Le radar anticollision moto-moto change profondément la manière dont tu appréhendes la route.
En détectant obstacles, variations de vitesse et comportements imprévus, il anticipe tes erreurs et compense celles des autres. Les systèmes ARAS rendent possible ce que l’œil humain ne peut pas gérer en permanence : surveiller l’avant, l’arrière et les côtés, même sous la pluie ou la fatigue. Avec l’arrivée du Group Ride Assist et de la communication moto-moto, ces aides dépassent largement le simple ACC. Elles deviennent un véritable filet technique qui réduit vraiment le risque.
Comment fonctionne réellement un radar anticollision moto
Les systèmes radar embarqués reposent sur deux capteurs millimétriques, situés à l’avant et à l’arrière. Ces capteurs scannent en continu l’environnement dans une plage comprise entre 24 et 79 GHz.
L’ECU analyse chaque retour radar en quelques millisecondes et ajuste automatiquement vitesse ou freinage si nécessaire.
Le capteur frontal surveille tout ce qui se trouve jusqu’à 100 à 164 mètres devant toi. Celui placé à l’arrière identifie les véhicules en approche rapide ou positionnés dans un angle mort. Ces radars fonctionnent même sous la pluie, le brouillard ou la neige, contrairement aux caméras classiques.
Toute l’intelligence du système repose sur l’interaction entre l’ECU, le freinage ABS et l’IMU, indispensable pour comprendre ton angle d’inclinaison et adapter la réaction.
Les assistances radar qui changent vraiment ta conduite
Le premier niveau d’aide, l’ACC, ajuste automatiquement ta vitesse pour maintenir la bonne distance par rapport au véhicule qui te précède. Tu choisis un des cinq niveaux de distance et le système gère ensuite l’accélération et le freinage entre 30 et 160 km/h.
Le Forward Collision Warning t’avertit avec des signaux visuels et sonores si une collision imminente est détectée. Le radar déclenche l’alerte environ 3 secondes avant l’impact potentiel.
La détection d’angle mort améliore nettement ta sécurité lors des changements de voie. Le radar arrière signale les véhicules positionnés dans la zone invisible et réduit les risques de collision latérale, problème extrêmement fréquent en milieu urbain.
Le Group Ride Assist est une particularité des motos. Il surveille non seulement la moto qui te précède, mais aussi celles positionnées en quinconce lors d’un roulage en groupe. Il gère alors la distance automatiquement et rend le roulage plus fluide, en évitant les variations de vitesse parasites.
L’Emergency Brake Assist ajoute automatiquement de la pression au freinage lorsque tu commences à freiner dans une situation d’urgence. L’intervention reste légère, mais elle réduit nettement la distance d’arrêt.
Ce nouveau radar qui pénalise tous les motard en ce moment
Les constructeurs qui ont imposé les radars sur les motos
Ducati a ouvert la voie avec la Multistrada V4 S en 2020, première moto de série dotée d’un système radar complet.

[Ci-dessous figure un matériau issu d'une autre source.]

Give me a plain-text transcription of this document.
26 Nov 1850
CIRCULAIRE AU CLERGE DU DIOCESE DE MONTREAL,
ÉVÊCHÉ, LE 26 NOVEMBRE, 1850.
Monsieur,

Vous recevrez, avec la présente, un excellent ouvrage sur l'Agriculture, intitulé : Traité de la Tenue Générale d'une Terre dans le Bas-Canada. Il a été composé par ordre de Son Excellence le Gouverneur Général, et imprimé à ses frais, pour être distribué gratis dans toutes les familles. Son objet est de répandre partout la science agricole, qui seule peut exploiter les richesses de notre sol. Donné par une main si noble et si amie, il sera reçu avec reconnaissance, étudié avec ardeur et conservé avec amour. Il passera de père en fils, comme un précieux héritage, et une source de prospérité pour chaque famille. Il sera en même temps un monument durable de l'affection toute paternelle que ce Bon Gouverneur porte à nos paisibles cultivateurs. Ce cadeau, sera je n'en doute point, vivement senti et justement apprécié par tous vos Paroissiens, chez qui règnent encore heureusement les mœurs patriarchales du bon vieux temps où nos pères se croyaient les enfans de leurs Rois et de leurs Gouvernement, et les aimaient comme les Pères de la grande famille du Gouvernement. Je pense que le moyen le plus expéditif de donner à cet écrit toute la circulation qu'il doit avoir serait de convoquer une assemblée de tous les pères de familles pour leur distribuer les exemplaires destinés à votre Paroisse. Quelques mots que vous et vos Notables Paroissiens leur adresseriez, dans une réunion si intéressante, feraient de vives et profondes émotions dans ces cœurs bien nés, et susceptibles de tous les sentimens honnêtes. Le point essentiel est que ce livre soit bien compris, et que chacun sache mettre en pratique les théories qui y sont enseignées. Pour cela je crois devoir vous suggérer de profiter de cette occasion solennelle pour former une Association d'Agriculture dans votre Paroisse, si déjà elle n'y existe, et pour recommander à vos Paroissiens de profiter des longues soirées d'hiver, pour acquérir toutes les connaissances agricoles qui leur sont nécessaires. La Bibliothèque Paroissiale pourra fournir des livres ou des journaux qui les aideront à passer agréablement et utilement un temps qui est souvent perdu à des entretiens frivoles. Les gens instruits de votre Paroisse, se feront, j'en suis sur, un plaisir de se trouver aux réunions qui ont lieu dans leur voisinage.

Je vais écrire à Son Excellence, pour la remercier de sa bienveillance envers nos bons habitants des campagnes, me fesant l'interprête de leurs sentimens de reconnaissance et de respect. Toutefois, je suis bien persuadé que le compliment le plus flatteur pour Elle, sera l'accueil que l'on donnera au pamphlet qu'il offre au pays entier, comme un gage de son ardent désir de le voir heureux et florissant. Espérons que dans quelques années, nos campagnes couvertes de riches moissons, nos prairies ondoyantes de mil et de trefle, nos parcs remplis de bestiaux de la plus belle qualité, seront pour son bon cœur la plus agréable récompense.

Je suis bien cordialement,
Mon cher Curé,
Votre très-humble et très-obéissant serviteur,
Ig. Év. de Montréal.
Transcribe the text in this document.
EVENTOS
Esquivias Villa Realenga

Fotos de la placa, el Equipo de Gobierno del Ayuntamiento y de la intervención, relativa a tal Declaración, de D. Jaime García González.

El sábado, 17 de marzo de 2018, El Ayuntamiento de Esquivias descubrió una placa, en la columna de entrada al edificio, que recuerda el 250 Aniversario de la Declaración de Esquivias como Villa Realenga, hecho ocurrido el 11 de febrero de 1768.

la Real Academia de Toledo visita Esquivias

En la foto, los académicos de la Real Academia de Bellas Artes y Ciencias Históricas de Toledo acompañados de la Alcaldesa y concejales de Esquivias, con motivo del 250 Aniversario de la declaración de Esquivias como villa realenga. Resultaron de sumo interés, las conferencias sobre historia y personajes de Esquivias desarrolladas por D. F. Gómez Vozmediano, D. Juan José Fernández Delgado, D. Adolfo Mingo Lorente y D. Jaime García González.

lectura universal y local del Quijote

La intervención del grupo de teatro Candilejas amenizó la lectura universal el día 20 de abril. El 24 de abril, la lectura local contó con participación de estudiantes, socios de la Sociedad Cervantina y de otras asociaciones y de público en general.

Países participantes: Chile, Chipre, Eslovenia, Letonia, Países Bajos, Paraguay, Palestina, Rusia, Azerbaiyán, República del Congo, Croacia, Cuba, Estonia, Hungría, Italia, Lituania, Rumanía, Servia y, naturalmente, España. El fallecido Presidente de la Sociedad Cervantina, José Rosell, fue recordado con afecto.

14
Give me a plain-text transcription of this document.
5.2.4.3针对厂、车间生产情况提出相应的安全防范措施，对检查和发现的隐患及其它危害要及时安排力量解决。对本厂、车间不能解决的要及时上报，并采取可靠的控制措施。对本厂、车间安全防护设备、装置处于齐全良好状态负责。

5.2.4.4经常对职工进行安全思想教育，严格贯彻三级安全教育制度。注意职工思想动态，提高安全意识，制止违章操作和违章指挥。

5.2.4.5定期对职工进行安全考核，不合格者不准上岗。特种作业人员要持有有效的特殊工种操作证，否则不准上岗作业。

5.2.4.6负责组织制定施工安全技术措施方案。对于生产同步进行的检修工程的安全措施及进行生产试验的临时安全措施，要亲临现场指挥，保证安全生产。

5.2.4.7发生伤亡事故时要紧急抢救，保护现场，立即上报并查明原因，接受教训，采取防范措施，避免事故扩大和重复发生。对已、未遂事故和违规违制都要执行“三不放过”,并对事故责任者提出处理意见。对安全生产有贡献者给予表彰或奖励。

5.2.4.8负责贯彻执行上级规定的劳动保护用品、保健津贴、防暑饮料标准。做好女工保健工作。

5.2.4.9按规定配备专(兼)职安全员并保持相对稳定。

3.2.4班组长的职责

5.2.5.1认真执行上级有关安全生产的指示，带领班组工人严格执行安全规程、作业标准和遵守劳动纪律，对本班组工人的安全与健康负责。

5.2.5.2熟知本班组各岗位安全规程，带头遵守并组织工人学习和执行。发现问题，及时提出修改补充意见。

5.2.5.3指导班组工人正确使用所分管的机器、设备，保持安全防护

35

BMW a suivi avec l’ACC sur ses R 1250 RT puis R 1300. Le constructeur a continué d’améliorer la gestion du freinage en courbe grâce au travail combiné du radar et de l’IMU.
KTM a pris une position agressive sur le segment aventure. La 1290 Super Adventure S a introduit le GRA, avant que la 1390 Super Adventure S EVO ne passe à l’étape supérieure avec un Stop & Go entièrement automatique.
Kawasaki s’est concentré sur l’alerte collision sur la Ninja H2 SX. Yamaha a offert un système complet sur la Tracer 9 GT+, rendant la technologie accessible à un public plus large.
Triumph propose une détection d’angle mort avancée sur la Tiger 1200 Explorer, sans adopter un package ARAS complet.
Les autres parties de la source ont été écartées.